Anstatt nach all den überstandenen Schwergeburten mit den stählernen Bauwerken vorliebzunehmen, setzt man nun alles Mögliche daran, die kostspieligen Tribünen-Erweiterungen, die für die EURO 2008 vorgenommen worden sind, nach ein paar Spielen wieder rückgängig zu machen. "Ich verstehe das nicht", sagt der Sportdirektor des SK Rapid Wien, Alfred Hörtnagl, "erst werden tolle Arenen für die EM gebaut, und dann sollen die Stadien wieder rückgebaut werden." Sein Vorschlag lautet: Im Aufbau von Strukturen und Nachnutzungen wäre das Geld besser aufgehoben als im Abbau der baulichen Gegebenheiten. "In der Schweiz schafft man das.

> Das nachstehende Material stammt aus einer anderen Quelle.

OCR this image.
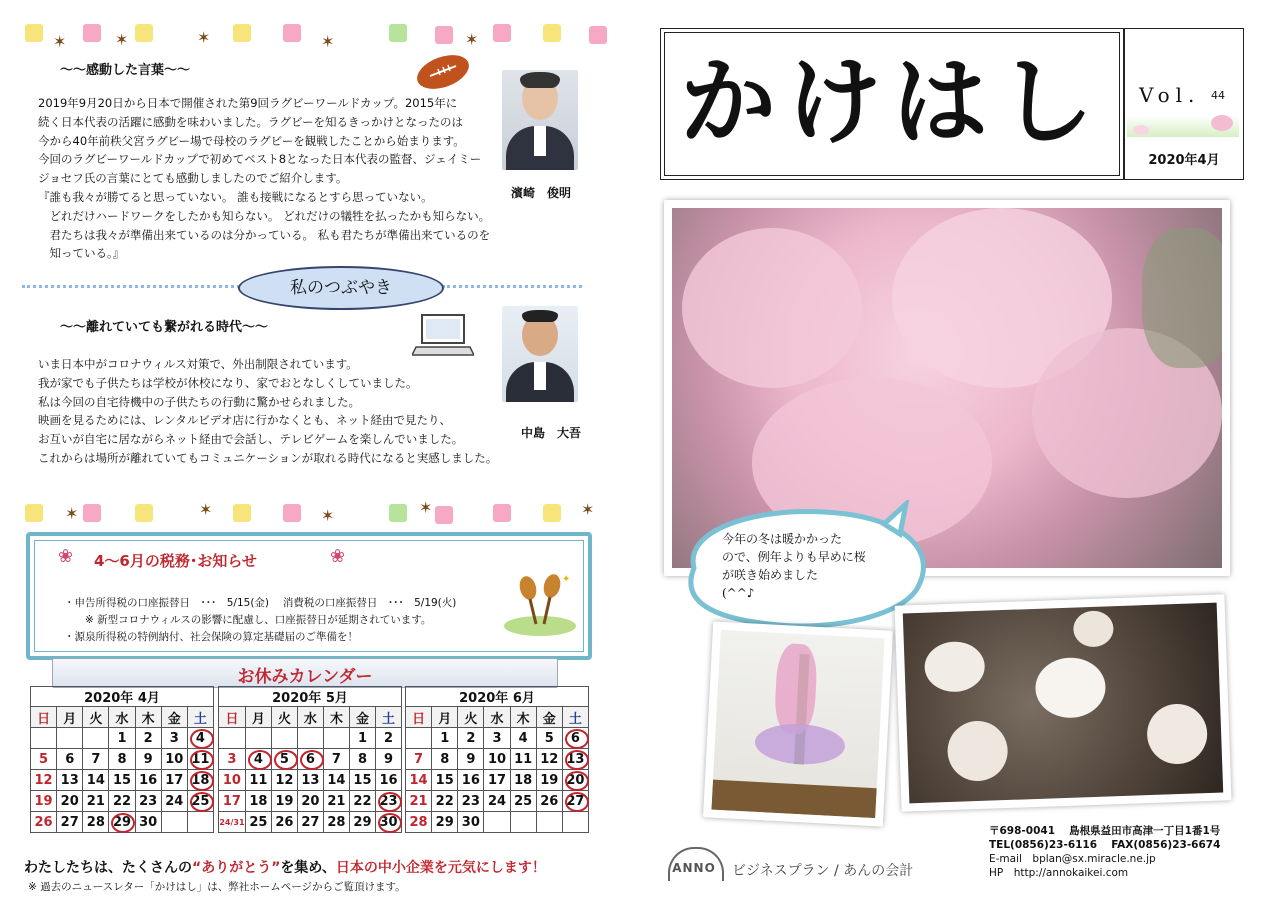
✶	✶	✶	✶	✶
～～感動した言葉～～
2019年9月20日から日本で開催された第9回ラグビーワールドカップ。2015年に
続く日本代表の活躍に感動を味わいました。ラグビーを知るきっかけとなったのは
今から40年前秩父宮ラグビー場で母校のラグビーを観戦したことから始まります。
今回のラグビーワールドカップで初めてベスト8となった日本代表の監督、ジェイミー
ジョセフ氏の言葉にとても感動しましたのでご紹介します。
『誰も我々が勝てると思っていない。 誰も接戦になるとすら思っていない。
　どれだけハードワークをしたかも知らない。 どれだけの犠牲を払ったかも知らない。
　君たちは我々が準備出来ているのは分かっている。 私も君たちが準備出来ているのを
　知っている。』
濱崎　俊明
私のつぶやき
～～離れていても繋がれる時代～～
いま日本中がコロナウィルス対策で、外出制限されています。
我が家でも子供たちは学校が休校になり、家でおとなしくしていました。
私は今回の自宅待機中の子供たちの行動に驚かせられました。
映画を見るためには、レンタルビデオ店に行かなくとも、ネット経由で見たり、
お互いが自宅に居ながらネット経由で会話し、テレビゲームを楽しんでいました。
これからは場所が離れていてもコミュニケーションが取れる時代になると実感しました。
中島　大吾
✶	✶	✶	✶	✶
❀ 4～6月の税務･お知らせ	❀
・申告所得税の口座振替日　･･･　5/15(金)　 消費税の口座振替日　･･･　5/19(火)
　　※ 新型コロナウィルスの影響に配慮し、口座振替日が延期されています。
・源泉所得税の特例納付、社会保険の算定基礎届のご準備を！
✦
お休みカレンダー
2020年 4月						
日	月	火	水	木	金	土
			1	2	3	4

5	6	7	8	9	10	11

12	13	14	15	16	17	18

19	20	21	22	23	24	25

26	27	28	29	30		
2020年 5月						
日	月	火	水	木	金	土
					1	2
3	4	5	6	7	8	9
10	11	12	13	14	15	16
17	18	19	20	21	22	23

24/31	25	26	27	28	29	30
2020年 6月						
日	月	火	水	木	金	土
	1	2	3	4	5	6

7	8	9	10	11	12	13

14	15	16	17	18	19	20

21	22	23	24	25	26	27

28	29	30				
わたしたちは、たくさんの“ありがとう”を集め、日本の中小企業を元気にします！
※ 過去のニュースレター「かけはし」は、弊社ホームページからご覧頂けます。
かけはし	Vol. 44
2020年4月
今年の冬は暖かかった
ので、例年よりも早めに桜
が咲き始めました
(^^♪
ANNO	ビジネスプラン / あんの会計
〒698-0041　 島根県益田市高津一丁目1番1号
TEL(0856)23-6116　 FAX(0856)23-6674
E-mail　bplan@sx.miracle.ne.jp
HP　http://annokaikei.com
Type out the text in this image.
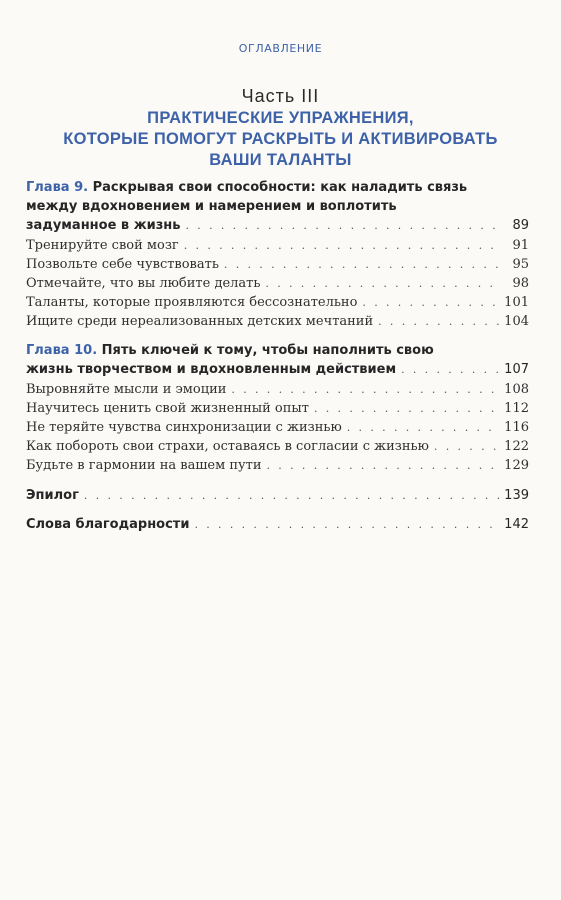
ОГЛАВЛЕНИЕ
Часть III
ПРАКТИЧЕСКИЕ УПРАЖНЕНИЯ,
КОТОРЫЕ ПОМОГУТ РАСКРЫТЬ И АКТИВИРОВАТЬ
ВАШИ ТАЛАНТЫ
Глава 9. Раскрывая свои способности: как наладить связь
между вдохновением и намерением и воплотить
задуманное в жизнь . . .	89
Тренируйте свой мозг . . .	91
Позвольте себе чувствовать . . .	95
Отмечайте, что вы любите делать . . .	98
Таланты, которые проявляются бессознательно . . .	101
Ищите среди нереализованных детских мечтаний . . .	104
Глава 10. Пять ключей к тому, чтобы наполнить свою
жизнь творчеством и вдохновленным действием . . .	107
Выровняйте мысли и эмоции . . .	108
Научитесь ценить свой жизненный опыт . . .	112
Не теряйте чувства синхронизации с жизнью . . .	116
Как побороть свои страхи, оставаясь в согласии с жизнью . . .	122
Будьте в гармонии на вашем пути . . .	129
Эпилог . . .	139
Слова благодарности . . .	142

Scheinbar ist das eine Mentalitätsfrage."

Warum will es in Österreich nicht gelingen, die Bevölkerung zu begeistern und mit ihrer Unterstützung Ikonen zu bauen? "Das hat unter anderem mit der Zielsetzung von Betriebsgesellschaften zu tun", sagt der Wiener Architekt Albert Wimmer. Er ist der Planer der drei Stadien Innsbruck, Salzburg und Klagenfurt. "Und es ist eine Frage der Bekanntmachung des österreichischen Sports über seine Landesgrenzen hinaus. Stadien als bauliche Hüllen allein reichen dafür nicht aus. Dazu brauchen Sie Manpower, Womanpower, Marketing und Elan." Wenn man das nicht hat, so Wimmer, dann bleibt man eben im Kleinen stecken. - Das ist der Unterschied zwischen chinesischem Vogelnest und österreichischer Nesthockerei. (Wojciech Czaja, DER STANDARD Printausgabe 13.05.2008)

  • "Bird's Nest". Herzog & de Meuron in China, Dokumentarfilm v. Christoph Schaub und Michael Schindhelm, 87 Minuten, Kinostart 6. Juni, www.herzogdemeuron-film.com

  • "Stadien/Stadiums. Marktplätze der Zukunft". Albert Wimmer, Doris Rothauer (Hg.), Springer Verlag. Buchpräsentation 26. Mai 2008, Säulenhalle des MAK, Wien, 18.30.